Memories from Mongolia? Burning a fire in a stove with dried dung. Repainting a fence with the only paint available: lead. Washing my hair in a frigid Mongolian river. Watching a Batman movie dubbed into Mongolian on a tv in a ger (yert) on the outskirts of the city. Buying a wool rug from the open air market for less than $60. Meeting abandoned children who'd been left on trains or doorsteps. Seeing a martial arts demonstration by the Ulaan Baatar police force. Climbing a mountain and finding piles of rocks strewn with blue fabric on the top (blue is a lucky color and is often attached to offerings to the divine - ie, the rock piles. I think they were like prayer piles of rocks.) Finally getting our picture taken with a real, live Mongolian camel - which, by the way, are much much shaggier and hairy than the camels in the Middle East. Oh, and almost getting stranded in Mongolia because China demanded we have travel visas for our three hour layover in the airport, at the last minute. Oh, and mutton. Lots. And lots. Of mutton. Or, to quote "The Hobbit," "mutton yesterday, mutton today, and blimey if it won't be mutton tomorrow." Oh, and playing sheep knuckles. Yep. It's a game you play. With sheep knuckles.

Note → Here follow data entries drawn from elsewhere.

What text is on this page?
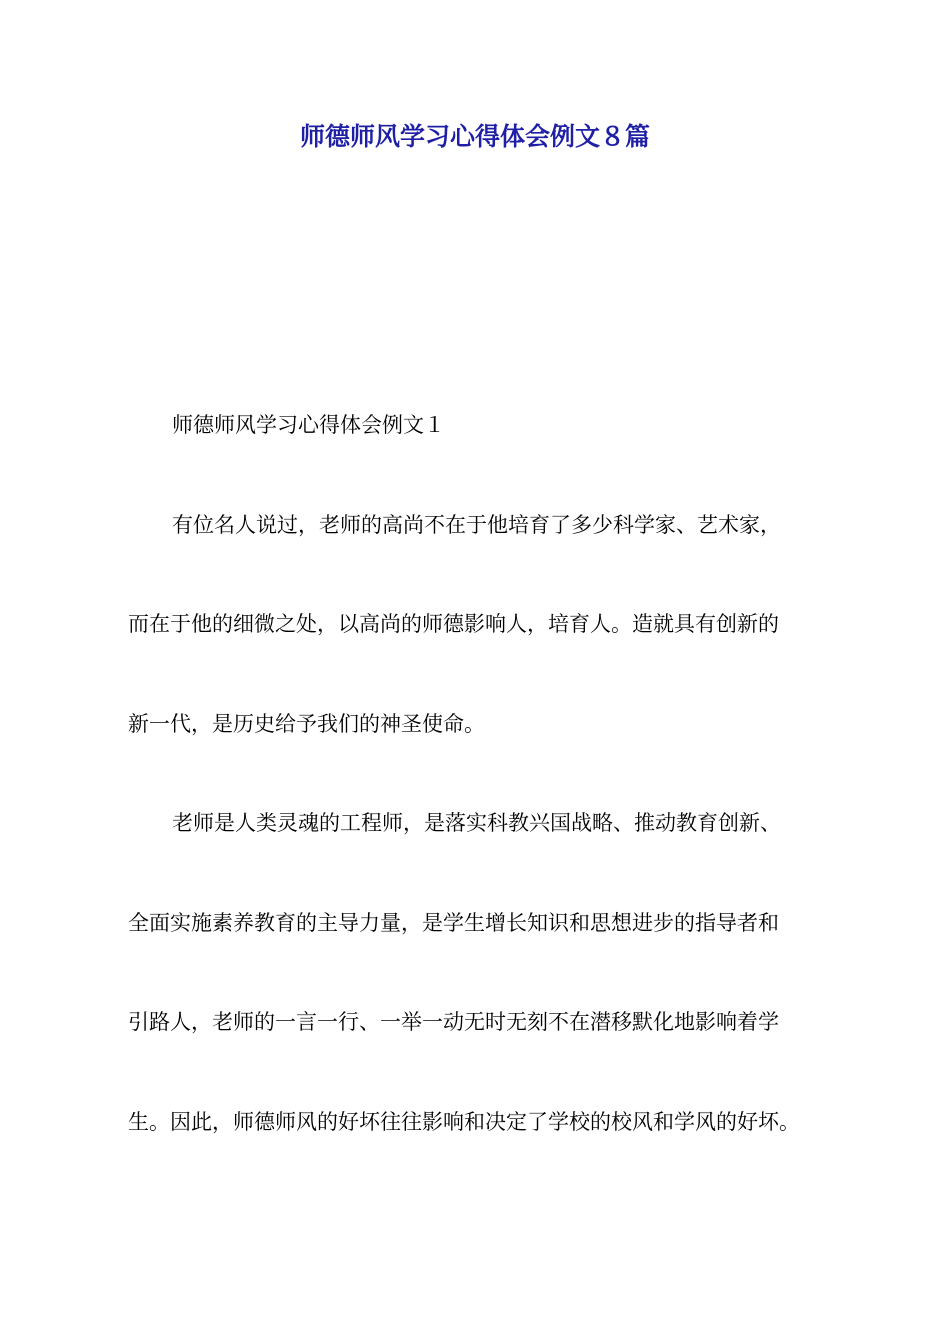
师德师风学习心得体会例文８篇
师德师风学习心得体会例文１
有位名人说过，老师的高尚不在于他培育了多少科学家、艺术家，
而在于他的细微之处，以高尚的师德影响人，培育人。造就具有创新的
新一代，是历史给予我们的神圣使命。
老师是人类灵魂的工程师，是落实科教兴国战略、推动教育创新、
全面实施素养教育的主导力量，是学生增长知识和思想进步的指导者和
引路人，老师的一言一行、一举一动无时无刻不在潜移默化地影响着学
生。因此，师德师风的好坏往往影响和决定了学校的校风和学风的好坏。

I know what you're thinking. But yes, sheep have knuckles.
Random trivia about Mongolia? Well, the world's tallest man lives in Mongolia with his wife, who's about two feet shorter than he is. And Mongolia used to be Communist, but isn't anymore since the fall of Communism in Russia. And many Mongolians' claim to fame is still Ghengis Khan. And make no mistake about it, they are fiercely proud.
So yes, I've slept in a Mongolian ger, and used an outhouse with no door, and yes, I've eaten an unidentifiable meat that I think was beef heart but I'll never know - which is probably for the best. And yes, I've had jet lag that plagued me for three weeks and experienced reverse culture shock, which is why, after emptying my room a third time for Goodwill, mom finally asked, "how much are you getting rid of, anyway?" And yes, I've seen Teenage Mutant Ninja Turtles dubbed into Mongolian, and yes, I was surprised when I could read some of the Mongolian signs, and then realized that my Greek studies were paying unexpected dividends.
And yes, sometimes, I miss being away from home.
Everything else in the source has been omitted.